With Hammon likely out of the running for the position, Stricklin will now have to work down a list that reportedly had Hammon at the top of it. His most logical second choice would be Schaefer, whom Stricklin tweeted his congratulations for making the Final Four (and called a “good friend”) on Sunday, but Only Gators’ Adam Silverstein reported last week that Schaefer and Kentucky head coach Matthew Mitchell are not candidates for the job.

And while women’s basketball is arguably the lowest-profile of Florida’s more than a dozen varsity programs — it’s the only Gators program without a conference championship, and by far the least successful of the seven without a national title — Stricklin’s attempt to hire a well-known NBA assistant that has now arguably backfired, with Florida’s financial commitment or lack thereof being cited as a reason Hammon turned the Gators down.

It’s certainly very much possible that Stricklin will hire a very good coach to replace Butler, and almost a lock that he will now hire someone with more experience at the collegiate level than Hammon. But Hammon was a more exciting and outstanding candidate than virtually any other candidate could be, and would have drawn in casual fans — and national curiosity — in a way that other coaches will struggle to do.

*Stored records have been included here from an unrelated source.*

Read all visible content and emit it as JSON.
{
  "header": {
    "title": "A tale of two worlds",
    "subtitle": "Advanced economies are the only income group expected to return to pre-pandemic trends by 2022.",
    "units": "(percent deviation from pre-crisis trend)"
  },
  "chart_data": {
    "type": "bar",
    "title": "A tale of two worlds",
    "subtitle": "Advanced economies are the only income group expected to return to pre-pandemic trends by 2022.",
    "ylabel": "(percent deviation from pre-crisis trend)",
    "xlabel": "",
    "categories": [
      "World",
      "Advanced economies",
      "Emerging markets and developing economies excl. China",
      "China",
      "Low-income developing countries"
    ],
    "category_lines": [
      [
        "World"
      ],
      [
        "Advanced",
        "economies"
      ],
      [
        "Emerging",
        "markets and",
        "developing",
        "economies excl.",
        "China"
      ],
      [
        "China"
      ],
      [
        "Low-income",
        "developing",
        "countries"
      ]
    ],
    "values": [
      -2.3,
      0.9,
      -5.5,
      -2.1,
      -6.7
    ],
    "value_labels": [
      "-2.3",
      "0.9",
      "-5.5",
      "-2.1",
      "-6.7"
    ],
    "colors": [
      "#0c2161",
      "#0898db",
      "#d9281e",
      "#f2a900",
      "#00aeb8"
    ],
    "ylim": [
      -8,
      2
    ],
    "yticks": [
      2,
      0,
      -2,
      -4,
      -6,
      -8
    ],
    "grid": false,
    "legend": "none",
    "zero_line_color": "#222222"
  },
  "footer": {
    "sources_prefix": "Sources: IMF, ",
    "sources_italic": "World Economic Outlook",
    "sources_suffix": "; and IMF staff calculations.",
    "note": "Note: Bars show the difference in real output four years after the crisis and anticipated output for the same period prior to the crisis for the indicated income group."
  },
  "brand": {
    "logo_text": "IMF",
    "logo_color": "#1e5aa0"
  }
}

Yet Stricklin nailed his only women’s basketball hire to date. He found gold with Schaefer, a Texas A&M assistant at the time of his hiring who had posted just one winning season as the head coach at Sam Houston State in the early 1990s, as the Bulldogs have improved every year under his leadership, going from no postseason play to the Women’s NIT to an NCAA Tournament win to the Sweet Sixteen to the Final Four — the program’s first — over the last five years.

There’s reason to be frustrated by Florida’s failure to reel in Hammon, yes, but Stricklin may well have other lines to cast — and he could yet get a big fish in the boat.